I also used the spray glue to adhere some transparency prints to the paper that I had painted with acrylic and pressed with leafing flakes for a quirkier, alternative feel. I quickly abandoned this method as it was even more time consuming and messy, and I was not in love with the final product.
After I had the foil applied to the transparency to my liking, I added clear laminate to back of the foil to help protect it from scratching, as it was still rather delicate. I only had one sheet of self adhesive laminate so I ran out rather quickly, and at that point I used the spray glue to adhere flubbed transparency backings or paper to the backs of the prints. If you are going to immediately frame the image you probably do not need to back it.

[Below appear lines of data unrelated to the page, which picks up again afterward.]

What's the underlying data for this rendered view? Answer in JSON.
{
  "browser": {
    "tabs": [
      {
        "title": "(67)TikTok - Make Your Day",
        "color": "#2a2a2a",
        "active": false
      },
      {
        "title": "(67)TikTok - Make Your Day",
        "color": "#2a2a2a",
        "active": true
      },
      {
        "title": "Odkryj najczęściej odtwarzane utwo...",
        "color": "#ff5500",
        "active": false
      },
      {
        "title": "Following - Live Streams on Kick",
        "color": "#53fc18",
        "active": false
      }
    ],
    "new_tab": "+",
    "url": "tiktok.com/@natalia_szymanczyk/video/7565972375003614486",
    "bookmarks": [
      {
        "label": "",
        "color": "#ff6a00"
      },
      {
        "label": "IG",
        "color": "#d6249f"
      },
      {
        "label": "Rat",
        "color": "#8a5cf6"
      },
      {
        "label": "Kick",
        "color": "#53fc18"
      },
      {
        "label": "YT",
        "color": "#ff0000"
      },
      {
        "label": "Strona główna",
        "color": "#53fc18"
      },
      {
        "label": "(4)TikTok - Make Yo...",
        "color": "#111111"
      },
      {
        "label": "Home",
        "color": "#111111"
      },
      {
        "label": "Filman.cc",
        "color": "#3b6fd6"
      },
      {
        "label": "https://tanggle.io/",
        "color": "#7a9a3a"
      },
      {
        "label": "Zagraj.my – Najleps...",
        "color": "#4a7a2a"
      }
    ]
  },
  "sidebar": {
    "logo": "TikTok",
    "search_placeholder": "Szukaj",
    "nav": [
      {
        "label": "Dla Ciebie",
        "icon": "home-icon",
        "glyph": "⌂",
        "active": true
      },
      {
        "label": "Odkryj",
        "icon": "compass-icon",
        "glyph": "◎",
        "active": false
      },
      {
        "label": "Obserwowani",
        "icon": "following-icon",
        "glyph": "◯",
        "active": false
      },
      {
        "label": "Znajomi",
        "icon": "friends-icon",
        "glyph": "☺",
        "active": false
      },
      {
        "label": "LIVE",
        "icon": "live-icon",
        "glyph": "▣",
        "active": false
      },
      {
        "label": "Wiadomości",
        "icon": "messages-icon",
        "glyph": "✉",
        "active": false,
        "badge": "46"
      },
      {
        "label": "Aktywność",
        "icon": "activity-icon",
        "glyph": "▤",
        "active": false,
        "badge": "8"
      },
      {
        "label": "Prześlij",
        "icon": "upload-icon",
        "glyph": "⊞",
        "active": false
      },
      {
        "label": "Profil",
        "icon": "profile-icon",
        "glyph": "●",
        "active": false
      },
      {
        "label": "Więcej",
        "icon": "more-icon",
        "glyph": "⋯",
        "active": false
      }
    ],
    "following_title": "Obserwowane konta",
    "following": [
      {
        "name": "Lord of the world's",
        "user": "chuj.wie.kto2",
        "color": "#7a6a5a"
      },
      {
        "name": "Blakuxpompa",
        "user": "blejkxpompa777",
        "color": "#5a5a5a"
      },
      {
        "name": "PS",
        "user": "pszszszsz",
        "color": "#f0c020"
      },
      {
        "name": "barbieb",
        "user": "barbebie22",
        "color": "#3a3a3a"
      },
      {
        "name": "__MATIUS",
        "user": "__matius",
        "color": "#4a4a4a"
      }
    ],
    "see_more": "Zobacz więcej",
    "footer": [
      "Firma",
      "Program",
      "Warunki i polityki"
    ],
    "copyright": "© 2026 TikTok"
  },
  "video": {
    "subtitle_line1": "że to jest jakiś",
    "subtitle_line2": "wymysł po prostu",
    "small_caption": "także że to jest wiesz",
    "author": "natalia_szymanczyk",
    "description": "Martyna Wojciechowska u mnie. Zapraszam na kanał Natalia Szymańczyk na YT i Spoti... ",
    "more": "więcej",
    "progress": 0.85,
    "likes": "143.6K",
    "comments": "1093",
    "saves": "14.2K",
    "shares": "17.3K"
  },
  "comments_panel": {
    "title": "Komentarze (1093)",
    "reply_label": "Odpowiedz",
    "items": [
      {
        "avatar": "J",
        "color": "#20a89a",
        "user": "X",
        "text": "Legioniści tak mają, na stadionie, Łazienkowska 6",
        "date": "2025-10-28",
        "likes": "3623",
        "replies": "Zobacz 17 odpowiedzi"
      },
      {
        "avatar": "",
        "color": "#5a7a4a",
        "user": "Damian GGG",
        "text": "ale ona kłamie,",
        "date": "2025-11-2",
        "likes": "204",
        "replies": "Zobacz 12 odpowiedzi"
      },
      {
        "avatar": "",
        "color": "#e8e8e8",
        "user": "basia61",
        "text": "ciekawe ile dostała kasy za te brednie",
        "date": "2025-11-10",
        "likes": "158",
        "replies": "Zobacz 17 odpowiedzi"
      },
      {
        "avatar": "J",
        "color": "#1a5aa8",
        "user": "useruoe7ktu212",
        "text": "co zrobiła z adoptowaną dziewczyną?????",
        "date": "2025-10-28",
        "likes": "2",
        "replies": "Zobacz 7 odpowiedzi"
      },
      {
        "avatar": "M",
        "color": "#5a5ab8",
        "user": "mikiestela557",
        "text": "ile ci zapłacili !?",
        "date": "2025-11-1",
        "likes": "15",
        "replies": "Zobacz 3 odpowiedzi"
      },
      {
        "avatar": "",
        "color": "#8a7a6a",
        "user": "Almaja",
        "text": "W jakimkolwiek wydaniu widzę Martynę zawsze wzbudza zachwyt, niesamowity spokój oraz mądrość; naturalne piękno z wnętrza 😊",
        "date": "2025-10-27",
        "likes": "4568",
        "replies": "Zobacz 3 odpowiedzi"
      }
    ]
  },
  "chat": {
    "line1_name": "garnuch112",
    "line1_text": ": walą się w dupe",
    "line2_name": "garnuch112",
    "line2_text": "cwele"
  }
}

I wrecked plenty of prints while learning this process, so give yourself enough materials for mishaps, and time to get a feel for the spray glue and leafing application! Because this blog post seems to be full of dire warnings I will add one last one, do not touch the front of your transparency print with spray glue fingers or get spray glue on the surface by any manner as it will cause a permanent smudge. I knew this and still managed a smudge or two, sticky fingers are sometimes hard to out maneuver.